The popular Twins' Song
, which has achieved cult status in France - and has earned the undying devotion of Parisian drag queens - has Deneuve and Dorleac in their first scene together recalling another pair of movie sisters: Judy Garland and Lucille Bremer in Meet Me in St. Louis
- down to the girls wearing identical outfits in contrasting primary colors. Later comes a surprise, as the sisters sing Legrand's Chantez l'amour!/ dansez la joie
! By the time Demy's twin bombshells reach their flamboyant, glittery carnival number, their channeling of Marilyn Monroe and Jane Russell in Gentlemen Prefer Blondes
becomes a classic in itself.
And so with the whole picture. The exuberant choreography by Norman Maen (an onscreen credit but also an insider's tribute to A Star Is Born
and its anti-hero, named Norman Maine) not only fills every available inch of the extremely wide screen but also, for all its clever quotations, comes up with movement that carries its own dreamlike logic.
The subject of Demy's original script may be soaked in familiar MGM and Fox musical lore, but the actual lyrics, which Demy also wrote, consist mostly of very French alexandrines.
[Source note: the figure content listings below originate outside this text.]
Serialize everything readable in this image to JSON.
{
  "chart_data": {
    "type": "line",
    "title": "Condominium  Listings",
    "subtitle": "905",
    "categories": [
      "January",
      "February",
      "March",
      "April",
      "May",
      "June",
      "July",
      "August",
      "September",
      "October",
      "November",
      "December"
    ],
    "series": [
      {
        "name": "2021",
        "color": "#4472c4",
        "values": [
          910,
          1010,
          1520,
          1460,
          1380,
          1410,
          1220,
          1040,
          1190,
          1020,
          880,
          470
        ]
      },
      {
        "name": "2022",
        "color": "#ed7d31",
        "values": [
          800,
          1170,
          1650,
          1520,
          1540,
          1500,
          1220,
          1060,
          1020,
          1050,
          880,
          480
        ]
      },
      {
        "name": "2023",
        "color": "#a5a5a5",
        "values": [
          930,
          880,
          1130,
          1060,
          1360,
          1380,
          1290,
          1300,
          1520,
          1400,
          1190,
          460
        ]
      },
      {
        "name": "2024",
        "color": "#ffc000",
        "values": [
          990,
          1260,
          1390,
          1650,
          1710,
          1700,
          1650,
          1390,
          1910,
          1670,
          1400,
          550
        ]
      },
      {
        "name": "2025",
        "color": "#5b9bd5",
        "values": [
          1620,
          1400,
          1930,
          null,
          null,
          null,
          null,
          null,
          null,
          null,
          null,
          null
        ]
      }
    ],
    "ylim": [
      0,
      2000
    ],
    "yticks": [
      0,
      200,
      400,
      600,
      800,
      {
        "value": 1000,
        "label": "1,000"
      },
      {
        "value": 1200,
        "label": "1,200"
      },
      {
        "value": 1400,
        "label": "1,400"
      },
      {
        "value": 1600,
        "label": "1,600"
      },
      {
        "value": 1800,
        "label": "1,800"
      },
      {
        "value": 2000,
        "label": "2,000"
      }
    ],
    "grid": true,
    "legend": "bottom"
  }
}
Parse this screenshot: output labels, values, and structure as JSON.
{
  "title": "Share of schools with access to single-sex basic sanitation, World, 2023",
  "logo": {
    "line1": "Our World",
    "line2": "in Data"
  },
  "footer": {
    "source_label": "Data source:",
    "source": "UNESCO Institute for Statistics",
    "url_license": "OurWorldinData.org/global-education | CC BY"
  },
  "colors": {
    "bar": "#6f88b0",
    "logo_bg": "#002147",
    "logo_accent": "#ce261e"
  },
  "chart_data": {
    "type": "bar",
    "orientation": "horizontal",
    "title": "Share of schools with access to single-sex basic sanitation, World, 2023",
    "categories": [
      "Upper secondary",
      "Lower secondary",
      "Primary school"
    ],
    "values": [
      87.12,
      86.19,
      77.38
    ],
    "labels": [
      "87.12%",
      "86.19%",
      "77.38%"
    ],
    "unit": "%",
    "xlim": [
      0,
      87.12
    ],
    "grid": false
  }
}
These rhymed hexameters make for fine syncopation when set to music by Legrand.
Demy died in 1990, and his finest picture now has been lovingly restored by Agnes Varda, his widow, who has a brief cameo in Young Girls
as a music-loving nun. Young Girls
stands alone from Demy's other films as a gift of optimism, tenderness and hope. It is, quite simply, one of the most beautiful films of all time.
- Octavio Roca, San Francisco Chronicle, 18 September 1998.